Maddenation
Truth in scholarship?
This BYU physics professor is a founding member of Scholars for 9/11 Truth, a group that believes the World Trade Center was not brought down by the planes and subsequent fires, but more likely by controlled explosive charges. Jones has recently resigned from the group and taken an early retirement from BYU, ostensibly to do independent research.
One of the arguments for the controlled demolition theory is that the buildings, especially WTC 7, which was not hit directly, fell too fast and too “cleanly.” Jones argues that the time it took the buildings to fall was only slightly longer than the time it would take an object dropped from the roof to hit the gound, based on Newton’s second law. He says, with some validity, that having to smash up the rest of the building on the way down should have delayed the fall more than it did. The only way to explain the rapid (and seemingly controlled) collapse is to posit that explosive charges were detonated lower in the building to get the rest of the building out of the way. Sounds like something Dave’s physics students can work on.

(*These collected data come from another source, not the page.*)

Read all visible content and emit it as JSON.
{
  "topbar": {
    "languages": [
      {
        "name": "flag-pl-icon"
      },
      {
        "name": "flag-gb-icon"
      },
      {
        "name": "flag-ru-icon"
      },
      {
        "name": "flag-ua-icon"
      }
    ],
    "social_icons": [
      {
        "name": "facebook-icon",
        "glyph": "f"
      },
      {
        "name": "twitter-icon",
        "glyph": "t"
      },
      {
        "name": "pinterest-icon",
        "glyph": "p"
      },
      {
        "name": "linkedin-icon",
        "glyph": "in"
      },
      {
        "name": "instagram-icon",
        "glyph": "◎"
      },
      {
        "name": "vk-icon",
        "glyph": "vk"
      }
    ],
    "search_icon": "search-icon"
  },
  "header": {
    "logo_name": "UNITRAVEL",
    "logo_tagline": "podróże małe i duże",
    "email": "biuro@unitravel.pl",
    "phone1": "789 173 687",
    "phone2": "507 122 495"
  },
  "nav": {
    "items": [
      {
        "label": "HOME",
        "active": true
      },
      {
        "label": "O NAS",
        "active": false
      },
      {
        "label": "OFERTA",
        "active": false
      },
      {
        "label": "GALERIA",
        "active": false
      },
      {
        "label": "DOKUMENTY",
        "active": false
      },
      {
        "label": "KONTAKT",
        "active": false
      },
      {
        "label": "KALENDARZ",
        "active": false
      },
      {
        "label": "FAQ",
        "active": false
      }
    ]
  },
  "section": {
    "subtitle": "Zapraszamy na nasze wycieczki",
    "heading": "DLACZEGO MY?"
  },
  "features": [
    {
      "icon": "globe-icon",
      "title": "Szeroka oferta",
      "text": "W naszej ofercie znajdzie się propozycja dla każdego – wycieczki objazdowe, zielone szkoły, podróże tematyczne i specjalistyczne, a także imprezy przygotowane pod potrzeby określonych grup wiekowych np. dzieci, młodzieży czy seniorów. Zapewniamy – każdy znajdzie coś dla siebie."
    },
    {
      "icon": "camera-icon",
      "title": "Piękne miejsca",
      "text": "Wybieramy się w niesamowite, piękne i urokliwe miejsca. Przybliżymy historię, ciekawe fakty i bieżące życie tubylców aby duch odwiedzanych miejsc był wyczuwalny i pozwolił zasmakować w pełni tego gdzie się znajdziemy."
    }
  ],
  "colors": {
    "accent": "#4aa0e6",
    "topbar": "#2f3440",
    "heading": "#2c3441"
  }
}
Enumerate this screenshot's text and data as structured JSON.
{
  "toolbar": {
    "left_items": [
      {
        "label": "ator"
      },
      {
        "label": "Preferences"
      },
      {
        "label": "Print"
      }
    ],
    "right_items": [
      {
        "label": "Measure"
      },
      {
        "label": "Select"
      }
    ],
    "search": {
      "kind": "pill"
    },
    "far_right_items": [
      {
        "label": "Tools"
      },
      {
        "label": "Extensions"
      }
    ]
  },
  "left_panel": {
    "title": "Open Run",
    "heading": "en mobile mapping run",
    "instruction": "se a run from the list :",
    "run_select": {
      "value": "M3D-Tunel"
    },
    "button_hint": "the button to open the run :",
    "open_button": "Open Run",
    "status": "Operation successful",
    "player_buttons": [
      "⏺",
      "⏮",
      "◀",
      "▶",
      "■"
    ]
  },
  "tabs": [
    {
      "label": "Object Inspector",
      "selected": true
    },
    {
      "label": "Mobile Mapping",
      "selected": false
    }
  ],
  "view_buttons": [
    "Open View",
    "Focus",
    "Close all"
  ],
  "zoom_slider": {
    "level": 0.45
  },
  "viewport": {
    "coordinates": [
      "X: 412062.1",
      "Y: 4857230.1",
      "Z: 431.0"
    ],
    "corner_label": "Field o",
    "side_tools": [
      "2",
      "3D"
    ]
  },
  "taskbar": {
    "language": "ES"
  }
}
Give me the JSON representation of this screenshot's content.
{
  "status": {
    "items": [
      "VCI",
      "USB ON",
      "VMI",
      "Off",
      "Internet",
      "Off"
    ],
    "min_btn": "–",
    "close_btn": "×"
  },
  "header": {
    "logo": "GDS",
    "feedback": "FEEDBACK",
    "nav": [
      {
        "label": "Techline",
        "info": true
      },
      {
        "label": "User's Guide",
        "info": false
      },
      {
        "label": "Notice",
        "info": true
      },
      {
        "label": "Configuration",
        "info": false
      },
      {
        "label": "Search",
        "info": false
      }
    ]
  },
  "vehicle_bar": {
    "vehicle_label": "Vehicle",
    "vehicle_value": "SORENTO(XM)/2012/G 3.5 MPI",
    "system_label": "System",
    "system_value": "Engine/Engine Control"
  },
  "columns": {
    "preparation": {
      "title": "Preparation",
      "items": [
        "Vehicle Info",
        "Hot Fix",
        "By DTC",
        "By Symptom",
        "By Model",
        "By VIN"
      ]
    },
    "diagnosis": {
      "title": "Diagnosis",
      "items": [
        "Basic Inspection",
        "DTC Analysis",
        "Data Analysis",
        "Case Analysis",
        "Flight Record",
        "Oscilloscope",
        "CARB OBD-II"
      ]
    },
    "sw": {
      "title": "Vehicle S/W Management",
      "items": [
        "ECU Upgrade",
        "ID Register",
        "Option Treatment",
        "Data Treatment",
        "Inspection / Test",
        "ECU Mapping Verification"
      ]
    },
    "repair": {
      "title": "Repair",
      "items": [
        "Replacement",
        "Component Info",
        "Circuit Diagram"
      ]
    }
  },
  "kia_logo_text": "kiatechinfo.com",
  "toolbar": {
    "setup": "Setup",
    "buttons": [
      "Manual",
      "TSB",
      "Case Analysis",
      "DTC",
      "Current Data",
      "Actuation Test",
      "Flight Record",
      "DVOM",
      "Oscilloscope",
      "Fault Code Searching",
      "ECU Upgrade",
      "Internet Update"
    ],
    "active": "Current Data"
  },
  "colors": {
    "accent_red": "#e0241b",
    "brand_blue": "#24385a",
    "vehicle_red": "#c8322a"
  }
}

Jones has other arguments, of course (see “Why Indeed Did the WTC Buildings Completely Collapse?” on the Scholars site), but they are all based on physics and chemistry and, well, assumptions. As far as I know, he doesn’t address the issue of how the conspirators could have pulled it off and kept it a secret. And then there’s the coordination with Al Qaeda, unless you believe the planes hitting the towers was a hoax too.
The reason I don’t support conspiracy theories (with the possible exception of the Kennedy assassination) is that I just don’t believe large numbers of people can keep a secret very long. There may well be some anomalies in the reports explaining 9/11, but suggesting it was a government conspiracy is in the same category as asserting that the holocaust didn’t happen, or we didn’t really land men on the moon. Why is a physics professor lending his name to such folly?